Why is this relevant?

Because this Christmas (like most Christmases of my childhood), I’m hanging out at my grandparents’ house in Midland, Texas.  And because I want to inspire people with a variety of home bar styles (my way is not the only way), I will be conducting home bar/mixology station tours periodically.  Hopefully these tours will show a range of home mixology styles.  If you want your station featured, invite us over!

Now, if you’re not familiar with Midland, Texas, it does have a lot of the attributes you might imagine: oil rigs, ranch houses, Suburbans, more than a few people in Western hats and boots, tumbleweed, mesquite, and – my favorite part – a big, wide open sky.

My Granddad was kind enough to give me a quick tour of the bar – and more importantly, to share a little of his cocktail-drinking history, from age 12 to present.  Things were different in his childhood home in southern Louisiana back then:

Thanks Granddad!

Another view of the bar.  My Grandfather was the artist’s model in the painting next to it.

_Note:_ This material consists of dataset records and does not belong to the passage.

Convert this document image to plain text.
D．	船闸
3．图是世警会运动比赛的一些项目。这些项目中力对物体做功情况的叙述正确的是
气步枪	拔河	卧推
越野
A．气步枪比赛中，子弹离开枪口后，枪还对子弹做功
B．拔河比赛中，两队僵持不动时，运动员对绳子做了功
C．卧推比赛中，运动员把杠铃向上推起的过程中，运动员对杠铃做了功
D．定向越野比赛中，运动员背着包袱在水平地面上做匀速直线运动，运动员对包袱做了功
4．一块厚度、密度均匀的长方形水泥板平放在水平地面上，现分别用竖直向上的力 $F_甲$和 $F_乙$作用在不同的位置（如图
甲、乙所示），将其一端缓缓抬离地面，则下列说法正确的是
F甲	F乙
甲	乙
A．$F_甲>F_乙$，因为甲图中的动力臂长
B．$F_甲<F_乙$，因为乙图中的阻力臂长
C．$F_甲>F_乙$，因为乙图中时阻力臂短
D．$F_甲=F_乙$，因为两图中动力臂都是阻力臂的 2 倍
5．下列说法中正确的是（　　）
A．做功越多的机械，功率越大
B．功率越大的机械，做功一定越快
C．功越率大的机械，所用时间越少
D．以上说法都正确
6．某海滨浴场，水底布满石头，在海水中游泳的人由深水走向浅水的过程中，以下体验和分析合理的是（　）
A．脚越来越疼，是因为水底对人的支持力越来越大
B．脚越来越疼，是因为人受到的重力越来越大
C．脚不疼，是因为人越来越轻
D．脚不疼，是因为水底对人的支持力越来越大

A little more detail on the bar and the home cocktail lifestyle it was created for:

When my Grandparents built their home in 1976, they entertained frequently, and they still do.  Their entertaining is a mix of informal and family events, as well as structured dinner clubs, bridge clubs, and other such social clubs that thrive in a place where restaurants just aren’t a big deal.  Wine was less common, and most of their entertaining would involve liquor-based drinks.  Given the circs, a decent bar was a natural feature to include in the design.  My Grandmother now thinks the architect and designer may have gone a bit overboard (that a simpler mixing station along the wall would be sufficient), but she brushed aside offers to include shutters so the bar could be hidden from “churchy friends and pastors.”  She figured since they were certainly going to serve alcohol, people may as well see where it came from.  Lesson: don’t hide your bar away!  Let it shine!

The drinks of the day were simpler mixes than many of the drinks commonly featured on this blog: whiskey with water or Coke, vodka and 7Up, Crown Royal on the rocks.  Though they did have a friend named Gus who made his own martinis.  Guests were encouraged to mix their own drinks.  Interestingly, rum wasn’t very common, despite my image of tiki drinks being popular during the era.  One favorite, though was frozen margarita mixes (the kind in a cardboard-wrapped can that comes frozen).  I think I would have followed Gus’s lead.

Bertessa with his Granddad in the home bar.

(And yes, with any luck, I will look just like him in  about 50 years.)